CVE-2025-52729: 
WordPress vulnerability analysis and mitigation

CVE-2025-52729 is a Local File Inclusion vulnerability discovered in the WordPress Diza theme versions 1.3.9 and below. The vulnerability was initially reported on June 10, 2025, by Tran Nguyen Bao Khanh from VCI - VNPT Cyber Immunity and was officially published on July 1, 2025. This security flaw is classified as an Improper Control of Filename for Include/Require Statement in PHP Program vulnerability, affecting the thembay Diza WordPress theme (Patchstack, NVD).

The vulnerability is categorized under CWE-98 (Improper Control of Filename for Include/Require Statement in PHP Program) and has received a CVSS v3.1 score of 8.1 (High). The technical assessment indicates that this is an unauthenticated vulnerability, meaning it can be exploited without requiring user authentication. The CVSS vector string is CVSS:3.1/AV:N/AC:H/PR:N/UI:N/S:U/C:H/I:H/A:H, indicating network accessibility, high attack complexity, and potential for high impact across confidentiality, integrity, and availability (Patchstack).

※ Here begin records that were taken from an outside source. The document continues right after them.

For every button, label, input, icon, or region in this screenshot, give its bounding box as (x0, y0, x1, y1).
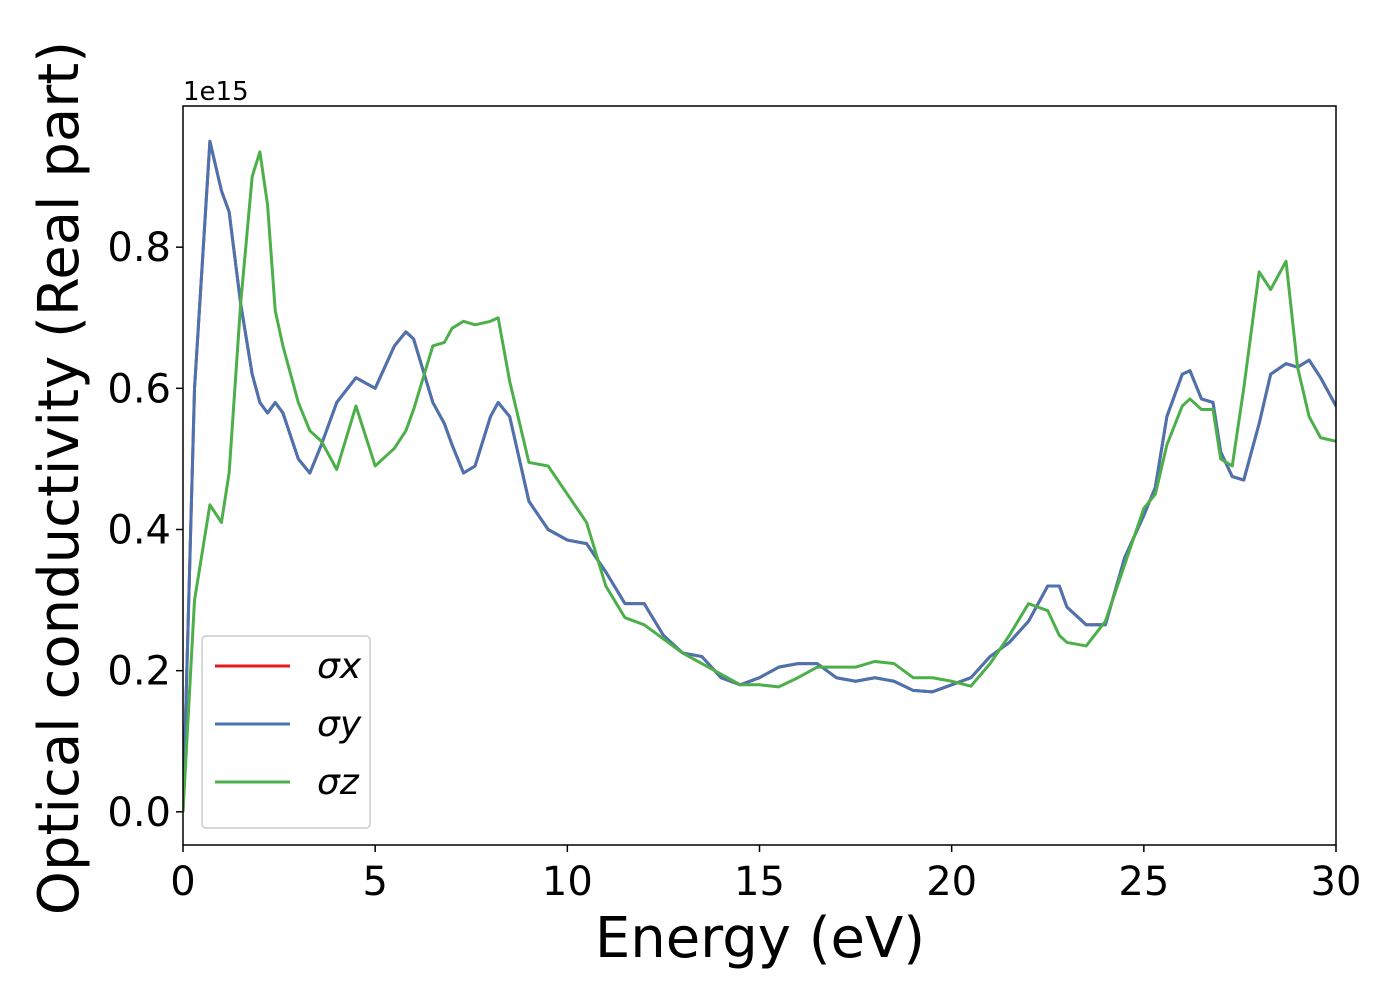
y-tick-label: 0.2 (107, 649, 171, 695)
x-tick-label: 5 (362, 859, 387, 905)
x-axis-label: Energy (eV) (595, 906, 925, 971)
x-tick-label: 10 (542, 859, 593, 905)
x-tick-label: 0 (170, 859, 195, 905)
legend-label: σx (317, 646, 362, 687)
x-tick-label: 25 (1118, 859, 1169, 905)
y-tick-label: 0.0 (107, 790, 171, 836)
x-tick-label: 30 (1311, 859, 1362, 905)
x-tick-label: 15 (734, 859, 785, 905)
y-tick-label: 0.6 (107, 366, 171, 412)
plot-frame (182, 105, 1337, 846)
x-tick-label: 20 (926, 859, 977, 905)
y-axis-label: Optical conductivity (Real part) (27, 41, 92, 915)
series-line (183, 139, 1336, 812)
y-offset-label: 1e15 (183, 77, 249, 107)
legend-label: σz (317, 762, 360, 803)
legend-label: σy (317, 704, 362, 745)
series-line (183, 150, 1336, 812)
y-tick-label: 0.4 (107, 507, 171, 553)
legend-box (201, 635, 371, 829)
y-tick-label: 0.8 (107, 225, 171, 271)
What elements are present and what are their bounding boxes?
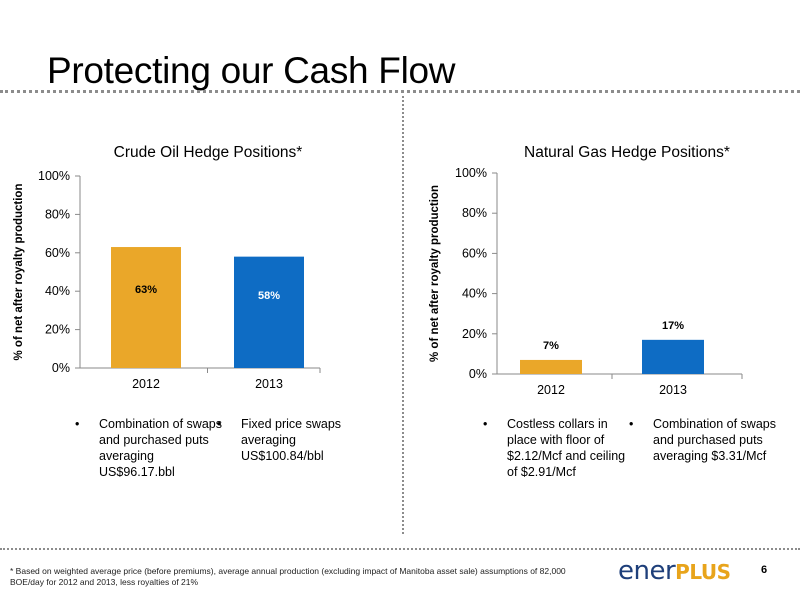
oil-bullet-2: • Fixed price swaps averaging US$100.84/… [214,416,364,464]
oil-bullet-1-text: Combination of swaps and purchased puts … [99,417,222,479]
gas-x-tick-label: 2012 [537,383,565,397]
gas-x-tick-label: 2013 [659,383,687,397]
gas-bullet-1-text: Costless collars in place with floor of … [507,417,626,479]
hedge-charts: Crude Oil Hedge Positions* % of net after… [13,144,743,397]
oil-data-label-2013: 58% [258,290,280,302]
oil-bullet-1: • Combination of swaps and purchased put… [72,416,222,480]
gas-y-tick-label: 60% [462,246,487,260]
oil-y-tick-label: 40% [45,284,70,298]
bullet-marker: • [75,417,80,431]
gas-bullet-2-text: Combination of swaps and purchased puts … [653,417,776,463]
enerplus-logo: enerPLUS [618,556,731,586]
footnote: * Based on weighted average price (befor… [10,566,566,587]
oil-y-tick-label: 100% [38,169,70,183]
slide-title: Protecting our Cash Flow [47,50,456,91]
gas-bullet-1: • Costless collars in place with floor o… [480,416,628,480]
oil-x-tick-label: 2012 [132,377,160,391]
oil-y-tick-label: 80% [45,207,70,221]
oil-y-axis-label: % of net after royalty production [13,184,25,361]
bullet-marker: • [483,417,488,431]
oil-bar-2013 [234,256,304,368]
oil-bar-2012 [111,247,181,368]
gas-bar-2012 [520,359,582,374]
gas-bar-2013 [642,339,704,374]
gas-y-tick-label: 40% [462,287,487,301]
bullet-marker: • [217,417,222,431]
logo-text-ener: ener [618,556,676,586]
page-number: 6 [761,564,768,576]
gas-chart-title: Natural Gas Hedge Positions* [524,144,730,161]
oil-bullet-2-text: Fixed price swaps averaging US$100.84/bb… [241,417,342,463]
gas-y-axis-label: % of net after royalty production [429,185,441,362]
footer-divider [0,548,800,550]
gas-y-tick-label: 100% [455,166,487,180]
gas-y-tick-label: 80% [462,206,487,220]
oil-chart-title: Crude Oil Hedge Positions* [114,144,303,161]
bullet-marker: • [629,417,634,431]
gas-data-label-2013: 17% [662,320,684,332]
oil-data-label-2012: 63% [135,284,157,296]
oil-y-tick-label: 0% [52,361,70,375]
center-divider [402,96,404,534]
gas-data-label-2012: 7% [543,340,559,352]
oil-x-tick-label: 2013 [255,377,283,391]
gas-bullet-2: • Combination of swaps and purchased put… [626,416,786,464]
gas-y-tick-label: 20% [462,327,487,341]
oil-y-tick-label: 20% [45,323,70,337]
logo-text-plus: PLUS [675,560,731,584]
oil-y-tick-label: 60% [45,246,70,260]
gas-y-tick-label: 0% [469,367,487,381]
title-divider [0,90,800,93]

The vulnerability allows malicious actors to include local files of the target website and display their contents on the screen. Of particular concern is the potential access to files containing sensitive information such as database credentials, which could lead to a complete database takeover depending on the system configuration (Patchstack).

The vulnerability has been fixed in version 1.3.11 of the Diza theme. Users are strongly advised to update to version 1.3.11 or later immediately. Additionally, Patchstack has issued a virtual patch to mitigate this issue by blocking potential attacks until users can update to the fixed version (Patchstack).